For over a century, Rolls-Royce has a reputation in building high-quality, luxury cars that has elite and iconic status. In fact, even old Rolls-Royce models are still highly sought after and recognizable because of its Rolls-Royce emblem alone. But how did this car manufacturing company reached the status they have today? That’s what we’re going to talk about in this article.
History of Rolls Royce
Rolls-Royce started as an electrical and mechanical business that was founded by Henry Royce in 1884. Henry Royce built his first motor car in 1904, and later that year, he met Charles Rolls, who has owns a company that sold quality cars in London. Both of them decided that they should merge and develop their own car brand, and they reached an agreement that Royce Limited would produce a range of cars that will be exclusively sold by CS Rolls & Co. The cars would bear the name Rolls-Royce.
In 1906, their success in manufacturing quality cars led to the foundation of the Rolls-Royce company in 1906. This was also the year when they launched the six-cylinder Silver Ghost, which has been hailed as the best car in the world after a year it was released.
At the start of World War I, Rolls-Royce began manufacturing aero engines that provide half of the total horsepower that is used in the air by the allies. Since then, the company also started manufacturing airplanes and seaplanes, where they established new world records on both land and water vehicles.
In 1931, Rolls-Royce acquired Bentley, which is back then a small sports and racing car manufacturer and their potential rival. However, after Rolls-Royce’s finances failed because of the Great Depression, they stopped the production of the Bentley 8 Litre.
During World War II, Rolls-Royce was once again hired to produce Merlin aero engines that will be used by the USA for World War II. That’s why during this time, they focused on making aero engines and developing other variants such as the Meteor.
In 1973, Rolls-Royce Motor was created when the de-merger of the Rolls-Royce automotive business from Rolls-Royce Limited company. In short, the original Rolls-Royce Limited was nationalized in 1971 because of the financial issues that surrounded the company. And the British government sold the Rolls-Royce car business to allow nationalized parent Rolls-Royce Limited to continue on making jet engines. But in 1980, Rolls-Royce Motors was acquired by Vickers, and in 1998, the latter sold Rolls-Royce Motors to Volkswagen Group for £430 million.
After eighteen years, Vickers decided to sell Rolls-Royce Motors to BMW. The latter was the most likely buyer because they already supplied engines and other parts for Bentley and Rolls-Royce cars. However, BMW only bought Rolls-Royce for just £340 million.

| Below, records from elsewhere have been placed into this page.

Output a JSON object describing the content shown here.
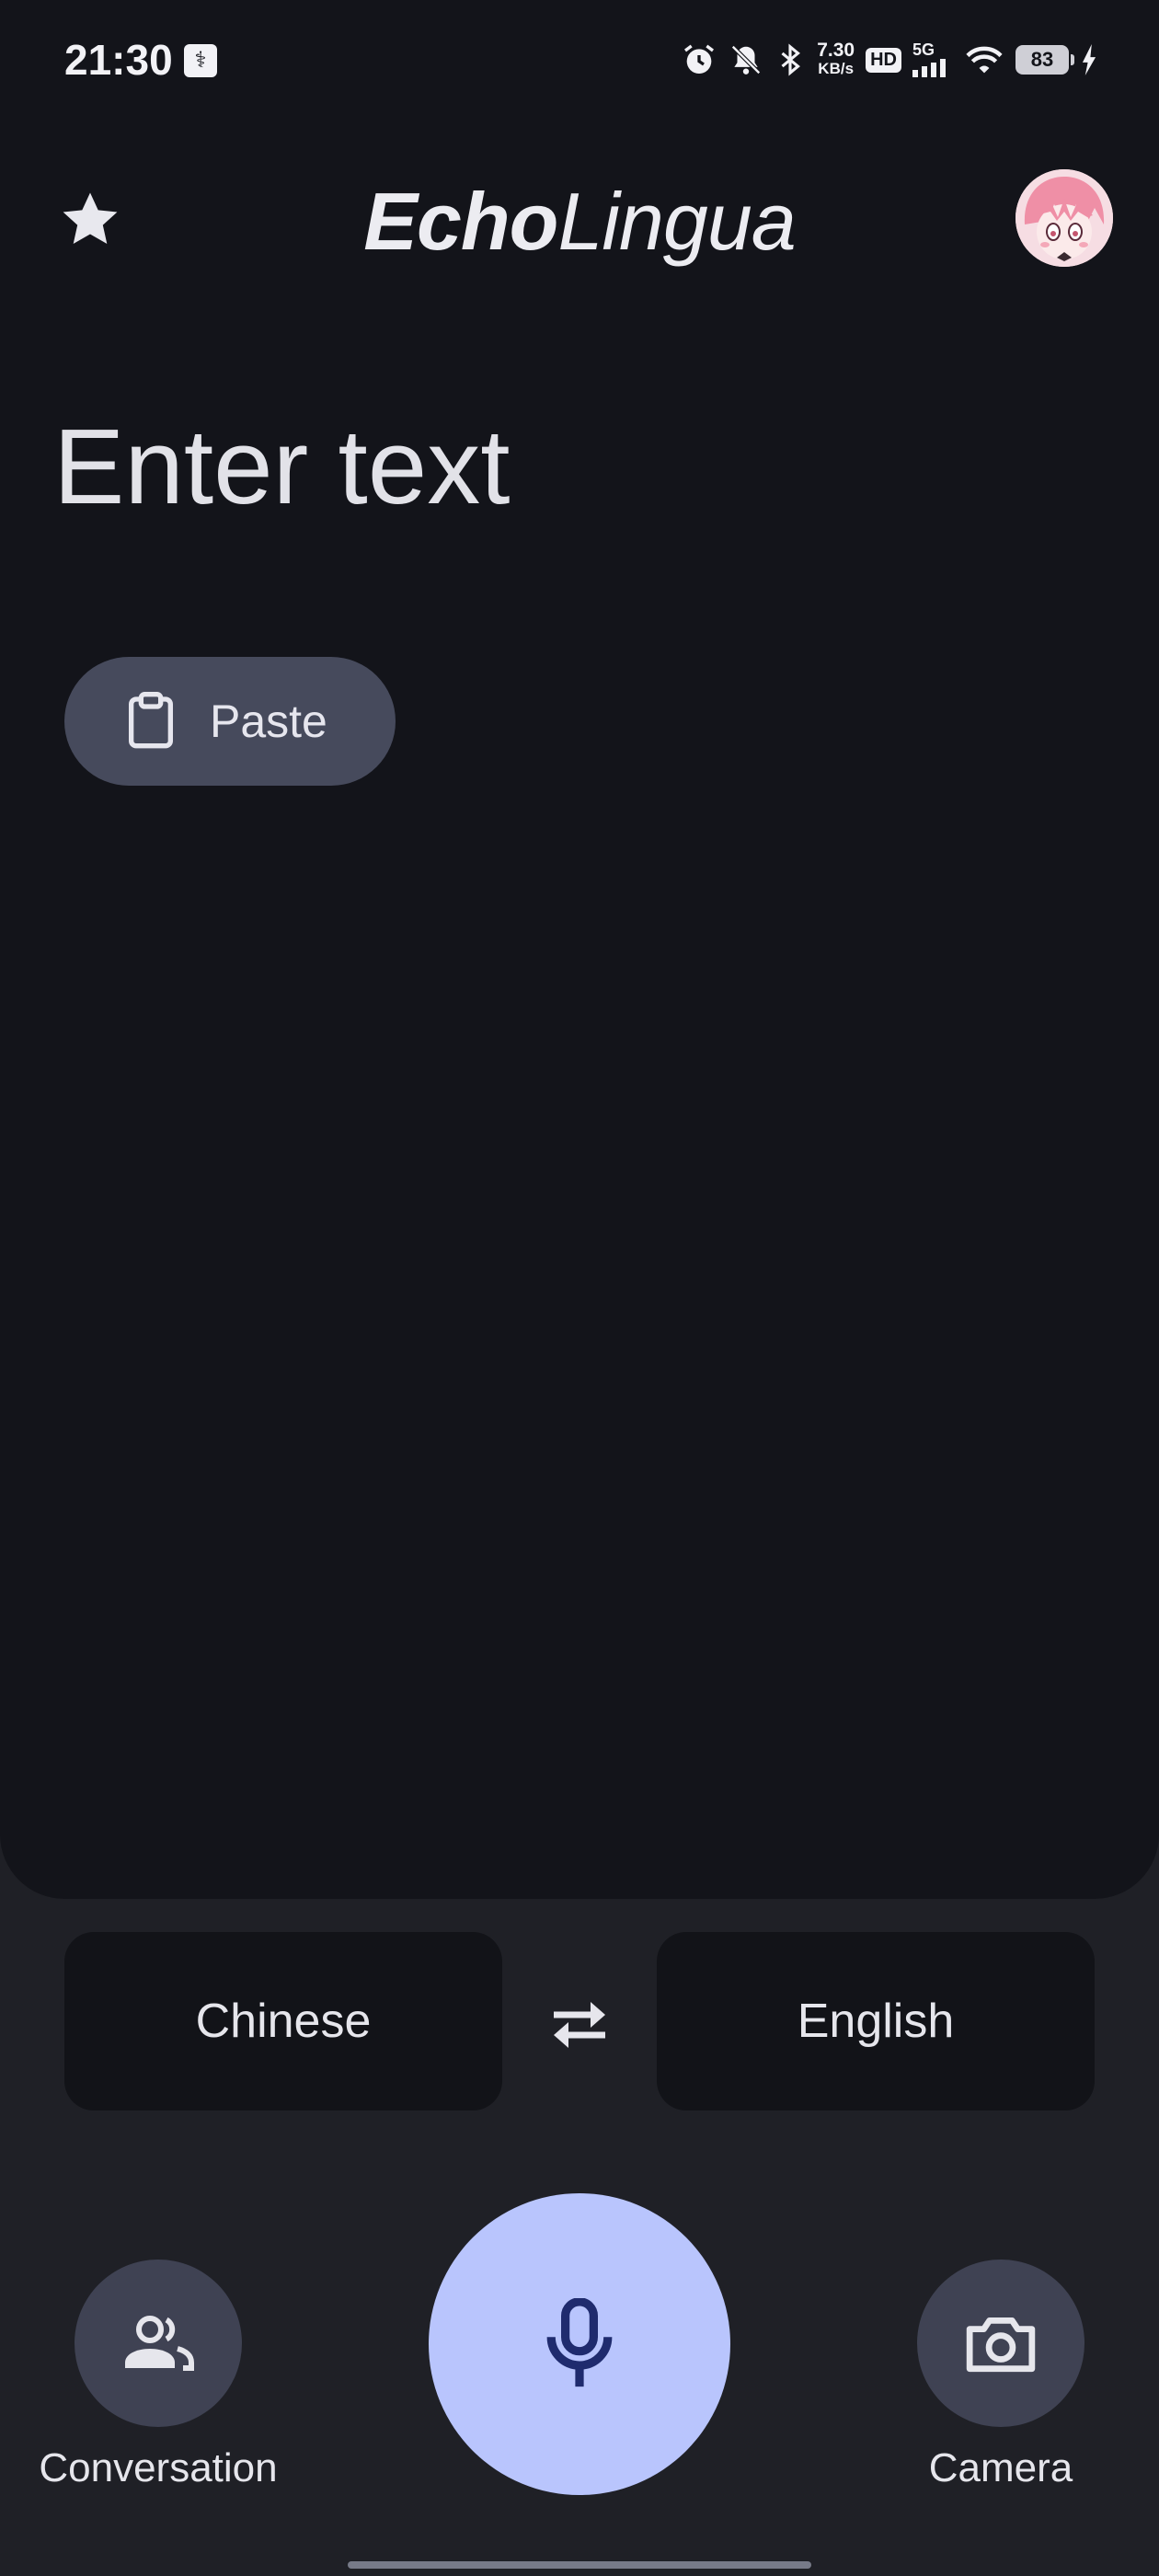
{
  "status_bar": {
    "time": "21:30",
    "usb_icon": "usb-debug-icon",
    "net_speed_value": "7.30",
    "net_speed_unit": "KB/s",
    "hd_label": "HD",
    "network": "5G",
    "battery": "83"
  },
  "header": {
    "favorites_icon": "star-icon",
    "title_bold": "Echo",
    "title_regular": "Lingua",
    "avatar_icon": "avatar"
  },
  "input": {
    "placeholder": "Enter text",
    "paste_label": "Paste",
    "paste_icon": "clipboard-icon"
  },
  "languages": {
    "source": "Chinese",
    "target": "English",
    "swap_icon": "swap-arrows-icon"
  },
  "actions": {
    "conversation_label": "Conversation",
    "conversation_icon": "people-icon",
    "camera_label": "Camera",
    "camera_icon": "camera-icon",
    "mic_icon": "microphone-icon"
  },
  "colors": {
    "background": "#1f2026",
    "panel": "#13141a",
    "mic_accent": "#b9c5fd",
    "chip": "#464a5c"
  }
}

Rolls-Royce Motor Cars were created, and it was a wholly-owned subsidiary of BMW in 1998. BMW earned the rights to the Rolls-Rolls brand name and logo of the Rolls-Royce PLC. Even if the Rolls-Royce brand has been used on vehicles since 1906, the Rolls-Royce Motor Cars subsidiary of BMW AG is in no way related to Rolls-Royce branded vehicles that were produced before 2003.
The Bentley subsidiary of Volkswagen AG is the one who has the rights to Rolls-Royce Motors, and all of its other predecessor entities that were produced by Bentley and Rolls-Royce branded cars between the company’s foundation and 2003.
Interesting Facts About Rolls-Royce
- Their iconic logo, The Spirit of Ecstasy, was inspired by an illicit affair – The emblem was modeled after a woman named Eleanor Thornton, who had a decade long open secret affair with a man who is respected in the early car culture. He wanted a nice hood ornament; that’s why he hired a sculptor to put Eleanor on the front of the car. This is why, in some models, the emblem has her finger to her lips as a symbol of their secret love.
- The Spirit of Ecstasy is worth a whopping $40 million – When BMW acquired Rolls-Royce in 2002, they paid a whopping $40 million so that they could make Rolls-Royce cars with the winged lady on the front.
- Charles Stewart Rolls was the first man that was able to fly across the English Channel and back – Reports said that he flew his Wright Flyer over the English Channel and back in just 95 minutes.
- Rolls-Royce was the original rally cars – in 1913, the Rolls-Royce Alpenfhart was a contest that covered about 19 different Alpine passes, which most were dirt.